El silencio fue la única respuesta.
—¡Qué extraño! —se quejó Zanda—. ¿Por qué no nos responden? Debe haber alguien aquí; HAY alguien aquí. ¡Lo sé! No puedo verlos, pero hay gentes. Están alrededor de nosotros.
—Me parece que estás en lo cierto, Zanda —dije yo—. Tiene que haber alguien en ese castillo, y voy a echarle una mirada por dentro. Jat Or, ¡quédate aquí con Zanda!
—Creo que deberíamos ir todos —dijo Zanda.
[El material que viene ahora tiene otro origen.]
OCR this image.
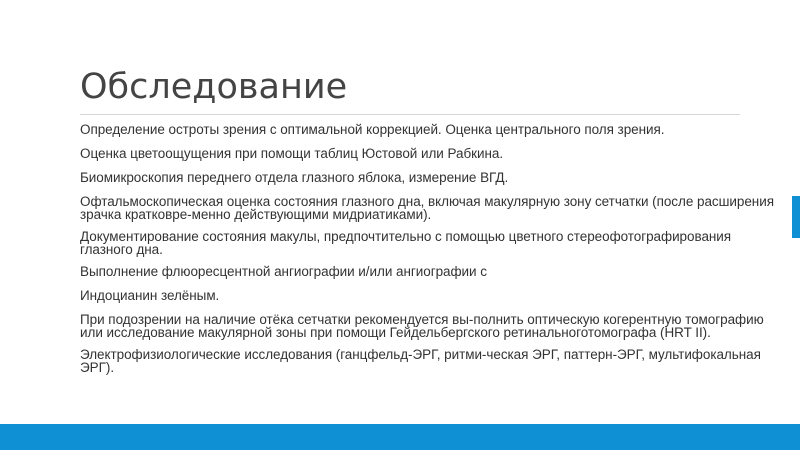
Обследование

Определение остроты зрения с оптимальной коррекцией. Оценка центрального поля зрения.

Оценка цветоощущения при помощи таблиц Юстовой или Рабкина.

Биомикроскопия переднего отдела глазного яблока, измерение ВГД.

Офтальмоскопическая оценка состояния глазного дна, включая макулярную зону сетчатки (после расширения зрачка кратковре-менно действующими мидриатиками).

Документирование состояния макулы, предпочтительно с помощью цветного стереофотографирования глазного дна.

Выполнение флюоресцентной ангиографии и/или ангиографии с

Индоцианин зелёным.

При подозрении на наличие отёка сетчатки рекомендуется вы-полнить оптическую когерентную томографию или исследование макулярной зоны при помощи Гейдельбергского ретинальноготомографа (HRT II).

Электрофизиологические исследования (ганцфельд-ЭРГ, ритми-ческая ЭРГ, паттерн-ЭРГ, мультифокальная ЭРГ).
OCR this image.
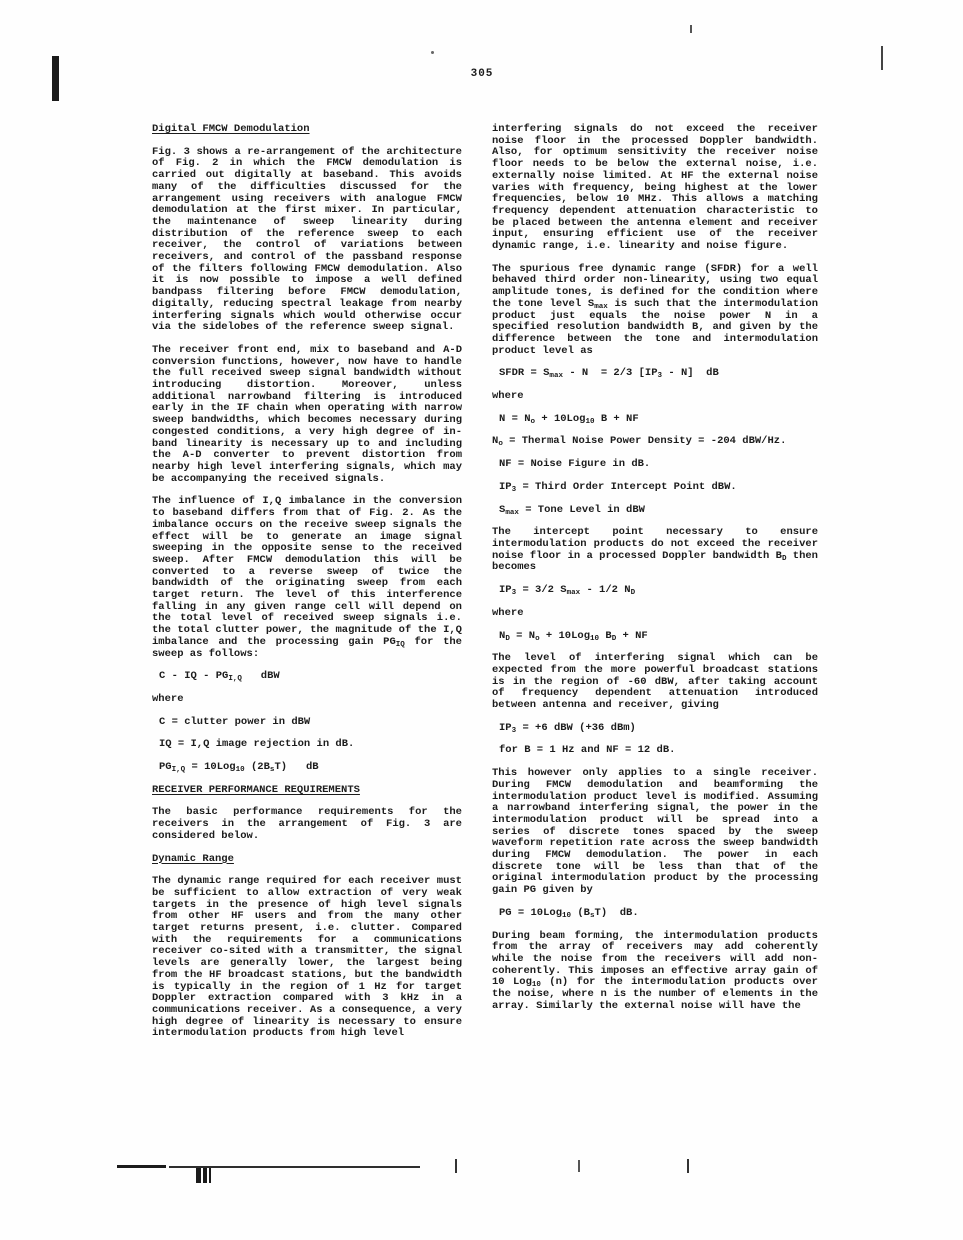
305
Digital FMCW Demodulation
Fig. 3 shows a re-arrangement of the architecture of Fig. 2 in which the FMCW demodulation is carried out digitally at baseband. This avoids many of the difficulties discussed for the arrangement using receivers with analogue FMCW demodulation at the first mixer. In particular, the maintenance of sweep linearity during distribution of the reference sweep to each receiver, the control of variations between receivers, and control of the passband response of the filters following FMCW demodulation. Also it is now possible to impose a well defined bandpass filtering before FMCW demodulation, digitally, reducing spectral leakage from nearby interfering signals which would otherwise occur via the sidelobes of the reference sweep signal.
The receiver front end, mix to baseband and A-D conversion functions, however, now have to handle the full received sweep signal bandwidth without introducing distortion. Moreover, unless additional narrowband filtering is introduced early in the IF chain when operating with narrow sweep bandwidths, which becomes necessary during congested conditions, a very high degree of in-band linearity is necessary up to and including the A-D converter to prevent distortion from nearby high level interfering signals, which may be accompanying the received signals.
The influence of I,Q imbalance in the conversion to baseband differs from that of Fig. 2. As the imbalance occurs on the receive sweep signals the effect will be to generate an image signal sweeping in the opposite sense to the received sweep. After FMCW demodulation this will be converted to a reverse sweep of twice the bandwidth of the originating sweep from each target return. The level of this interference falling in any given range cell will depend on the total level of received sweep signals i.e. the total clutter power, the magnitude of the I,Q imbalance and the processing gain $PG_{IQ}$ for the sweep as follows:
C - IQ - $PG_{I,Q}$   dBW
where
C = clutter power in dBW
IQ = I,Q image rejection in dB.
$PG_{I,Q} = 10Log_{10}$ $(2B_sT)$   dB
RECEIVER PERFORMANCE REQUIREMENTS
The basic performance requirements for the receivers in the arrangement of Fig. 3 are considered below.
Dynamic Range
The dynamic range required for each receiver must be sufficient to allow extraction of very weak targets in the presence of high level signals from other HF users and from the many other target returns present, i.e. clutter. Compared with the requirements for a communications receiver co-sited with a transmitter, the signal levels are generally lower, the largest being from the HF broadcast stations, but the bandwidth is typically in the region of 1 Hz for target Doppler extraction compared with 3 kHz in a communications receiver. As a consequence, a very high degree of linearity is necessary to ensure intermodulation products from high level
interfering signals do not exceed the receiver noise floor in the processed Doppler bandwidth. Also, for optimum sensitivity the receiver noise floor needs to be below the external noise, i.e. externally noise limited. At HF the external noise varies with frequency, being highest at the lower frequencies, below 10 MHz. This allows a matching frequency dependent attenuation characteristic to be placed between the antenna element and receiver input, ensuring efficient use of the receiver dynamic range, i.e. linearity and noise figure.
The spurious free dynamic range (SFDR) for a well behaved third order non-linearity, using two equal amplitude tones, is defined for the condition where the tone level $S_{max}$ is such that the intermodulation product just equals the noise power N in a specified resolution bandwidth B, and given by the difference between the tone and intermodulation product level as
SFDR = $S_{max} - N = 2/3$ $[IP_3 - N]$  dB
where
$N = N_o + 10Log_{10}$ B + NF
$N_o$ = Thermal Noise Power Density = -204 dBW/Hz.
NF = Noise Figure in dB.
$IP_3$ = Third Order Intercept Point dBW.
$S_{max}$ = Tone Level in dBW
The intercept point necessary to ensure intermodulation products do not exceed the receiver noise floor in a processed Doppler bandwidth $B_D$ then becomes
$IP_3 = 3/2$ $S_{max} - 1/2$ $N_D$
where
$N_D = N_o + 10Log_{10}$ $B_D$ + NF
The level of interfering signal which can be expected from the more powerful broadcast stations is in the region of -60 dBW, after taking account of frequency dependent attenuation introduced between antenna and receiver, giving
$IP_3 = +6$ dBW (+36 dBm)
for B = 1 Hz and NF = 12 dB.
This however only applies to a single receiver. During FMCW demodulation and beamforming the intermodulation product level is modified. Assuming a narrowband interfering signal, the power in the intermodulation product will be spread into a series of discrete tones spaced by the sweep waveform repetition rate across the sweep bandwidth during FMCW demodulation. The power in each discrete tone will be less than that of the original intermodulation product by the processing gain PG given by
PG = 10Log$_{10}$ $(B_sT)$  dB.
During beam forming, the intermodulation products from the array of receivers may add coherently while the noise from the receivers will add non-coherently. This imposes an effective array gain of 10 Log$_{10}$ (n) for the intermodulation products over the noise, where n is the number of elements in the array. Similarly the external noise will have the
—Sí —convino Jat Or—. Será mejor que no nos separemos. No encontré ninguna objeción al plan, así que asentí, y me acerqué a una puerta cerrada, en las murallas del castillo. Zanda y Jat Or fueron detrás de mí.
Habíamos recorrido la mitad de la distancia hacia la puerta, cuando, súbitamente y de una forma sobrecogedora, una voz aterrorizada rompió el silencio; al parecer, procedía de una de las altas torres que dominaban el patio.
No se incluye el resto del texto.